Post GFC and the closure of local car factories, SSC ended up with a carpark of light fleet vehicles from 11 manufacturers with 35 variants. Over the years this has been standardise using a strategic fleet management framework.
With the heavy fleet, SSC aim to buy the best quality which has lead to some standardisation on the fleet. One area where SSC has focused on standardisation is the accessories for heavy vehicles. It ensures operators are familiar with equipment when they move between vehicles which reduces the chances of an incident.
Residents are the best monitors of poor safety by council employees and the old way was to react to issues raised by the community or law enforcement.
SSC now has telematics fitted to 240 assets, uses a Mass Management System on heavy vehicles and mobile digital video recording on waste trucks.
They regularly review speed and mass breaches and use the data to educate drivers and managers on areas of concern. SSC have found its important to be consistent with drivers and supervisors to ensure there is a positive conversation before significant issues occur.
Supervisors can get carried away with the detail in the data so its a challenge to balance the conversation around risk management and compliance. The fleet team use the telematics exception reports in Tool Box talks with operators as part of the safety education program.
Cameras help with incident investigation. SSC had a garbage truck catch fire and the mobile video showed that a tyre exploded and created excessive heat that started a fire in the waste compartment. Without the cameras it would have been hard for the fleet team to determine the cause of fire and it could have lead to a different conclusion and a second incident.
As a result of the investigation SSC changed the way they manage tyres and stopped using retreads on waste trucks.
The cameras have also reduced the number of insurance claims from the community when they claim that a council vehicle damage their property.
Pre-start checks using an electronic system to identify faults has allowed the council to place accountability on the driver/operator to identify potential faults and book them into the workshop for repair.
Chain of Responsibility (CoR)
The council was aware of the legislation in 2014 and was unsure of the impacts and benefits it would provide. In 2016 they conducted a desktop assessment and found a large number of non-compliances. From this they engaged the Executive Management team and gained support to take a holistic approach across the business.
The council now conducts annual audits to ensure compliance.
2020 FleetSafe Initiative
In 2019 after so much positive change and improvements the number of fleet related incidents was still higher than the team were comfortable with. They sought support from the executive team to implement this program.

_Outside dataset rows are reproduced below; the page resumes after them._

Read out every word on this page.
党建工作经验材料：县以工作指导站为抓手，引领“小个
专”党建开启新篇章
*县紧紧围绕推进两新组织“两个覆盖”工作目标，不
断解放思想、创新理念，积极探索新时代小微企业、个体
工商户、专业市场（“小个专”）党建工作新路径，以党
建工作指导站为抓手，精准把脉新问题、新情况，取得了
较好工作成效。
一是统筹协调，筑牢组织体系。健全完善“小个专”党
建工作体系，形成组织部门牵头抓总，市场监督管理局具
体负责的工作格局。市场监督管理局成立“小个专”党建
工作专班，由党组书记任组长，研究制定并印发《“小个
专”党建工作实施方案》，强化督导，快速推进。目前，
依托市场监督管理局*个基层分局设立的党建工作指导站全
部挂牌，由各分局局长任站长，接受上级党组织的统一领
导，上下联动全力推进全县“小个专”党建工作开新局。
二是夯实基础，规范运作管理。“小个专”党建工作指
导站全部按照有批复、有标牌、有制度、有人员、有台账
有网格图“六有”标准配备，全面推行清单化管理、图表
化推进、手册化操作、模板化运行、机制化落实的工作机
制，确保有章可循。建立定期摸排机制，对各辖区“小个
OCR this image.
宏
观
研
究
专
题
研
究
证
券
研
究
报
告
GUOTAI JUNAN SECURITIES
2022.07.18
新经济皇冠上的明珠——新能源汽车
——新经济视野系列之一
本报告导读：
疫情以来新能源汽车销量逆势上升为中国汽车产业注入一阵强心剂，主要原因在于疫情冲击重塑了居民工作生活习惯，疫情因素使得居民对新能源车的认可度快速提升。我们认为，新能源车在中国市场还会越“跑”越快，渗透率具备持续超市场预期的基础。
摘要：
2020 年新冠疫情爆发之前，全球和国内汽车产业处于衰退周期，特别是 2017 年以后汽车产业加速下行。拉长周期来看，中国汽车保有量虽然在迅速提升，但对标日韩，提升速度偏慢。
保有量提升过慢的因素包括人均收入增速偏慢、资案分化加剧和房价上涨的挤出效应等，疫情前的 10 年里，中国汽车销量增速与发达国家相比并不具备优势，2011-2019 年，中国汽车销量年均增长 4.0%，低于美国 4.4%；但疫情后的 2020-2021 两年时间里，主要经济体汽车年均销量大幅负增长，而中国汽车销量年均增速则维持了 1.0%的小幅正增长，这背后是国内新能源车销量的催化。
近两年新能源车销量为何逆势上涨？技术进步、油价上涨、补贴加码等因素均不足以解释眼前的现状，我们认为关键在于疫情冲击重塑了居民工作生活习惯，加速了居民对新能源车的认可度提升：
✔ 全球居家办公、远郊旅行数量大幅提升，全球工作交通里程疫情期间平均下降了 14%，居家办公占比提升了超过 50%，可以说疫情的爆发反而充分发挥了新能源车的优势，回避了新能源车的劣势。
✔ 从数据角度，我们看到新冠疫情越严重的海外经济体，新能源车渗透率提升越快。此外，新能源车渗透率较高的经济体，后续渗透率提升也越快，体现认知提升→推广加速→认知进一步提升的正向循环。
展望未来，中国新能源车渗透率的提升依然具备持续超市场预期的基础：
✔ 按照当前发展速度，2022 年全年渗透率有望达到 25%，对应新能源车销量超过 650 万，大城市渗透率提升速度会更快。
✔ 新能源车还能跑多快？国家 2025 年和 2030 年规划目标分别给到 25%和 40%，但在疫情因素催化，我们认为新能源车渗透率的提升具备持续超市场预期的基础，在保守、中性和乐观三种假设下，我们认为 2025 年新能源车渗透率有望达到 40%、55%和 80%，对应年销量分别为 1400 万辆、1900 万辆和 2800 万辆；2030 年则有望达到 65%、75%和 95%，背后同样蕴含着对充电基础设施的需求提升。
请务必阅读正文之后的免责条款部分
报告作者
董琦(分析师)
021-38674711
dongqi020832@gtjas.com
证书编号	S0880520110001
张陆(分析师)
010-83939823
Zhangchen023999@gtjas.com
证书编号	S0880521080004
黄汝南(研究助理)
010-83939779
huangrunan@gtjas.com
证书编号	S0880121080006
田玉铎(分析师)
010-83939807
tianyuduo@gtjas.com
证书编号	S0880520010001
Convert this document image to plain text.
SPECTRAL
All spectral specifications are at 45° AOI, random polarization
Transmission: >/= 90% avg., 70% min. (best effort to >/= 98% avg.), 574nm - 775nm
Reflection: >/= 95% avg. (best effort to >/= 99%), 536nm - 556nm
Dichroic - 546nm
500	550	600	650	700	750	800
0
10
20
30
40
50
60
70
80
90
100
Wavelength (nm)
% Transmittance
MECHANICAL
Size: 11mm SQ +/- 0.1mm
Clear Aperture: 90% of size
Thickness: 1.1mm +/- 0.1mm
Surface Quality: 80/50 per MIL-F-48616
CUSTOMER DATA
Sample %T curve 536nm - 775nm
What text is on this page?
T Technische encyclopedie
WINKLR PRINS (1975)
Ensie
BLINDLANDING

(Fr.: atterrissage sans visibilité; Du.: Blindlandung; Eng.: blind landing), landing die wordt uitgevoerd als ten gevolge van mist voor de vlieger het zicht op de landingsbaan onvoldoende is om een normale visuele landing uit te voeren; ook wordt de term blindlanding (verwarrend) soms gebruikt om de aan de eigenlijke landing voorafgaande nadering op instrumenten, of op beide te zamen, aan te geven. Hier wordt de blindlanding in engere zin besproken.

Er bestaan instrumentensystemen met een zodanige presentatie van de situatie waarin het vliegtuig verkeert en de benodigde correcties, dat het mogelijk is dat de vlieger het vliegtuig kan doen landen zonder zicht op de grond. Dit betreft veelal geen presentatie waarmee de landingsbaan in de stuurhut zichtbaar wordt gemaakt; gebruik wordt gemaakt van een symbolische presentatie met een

The goal is zero incidents and the list of focus areas are:
- Employee safety and wellbeing
- Achieve ZERO fleet safety incidents
- Focus on operator and driver competence
- Create a workforce of fully trained operators of plant
- Develop a CARE culture
- Links and contributes to SCC Safety Roadmap
- Simplifies and improves safety documentation
- A licence is no longer enough – an employee must demonstrate competency
Fleet safety and operational safety is a continuous journey. SSC have been working on it for eight years and there is still a lot of things to still do.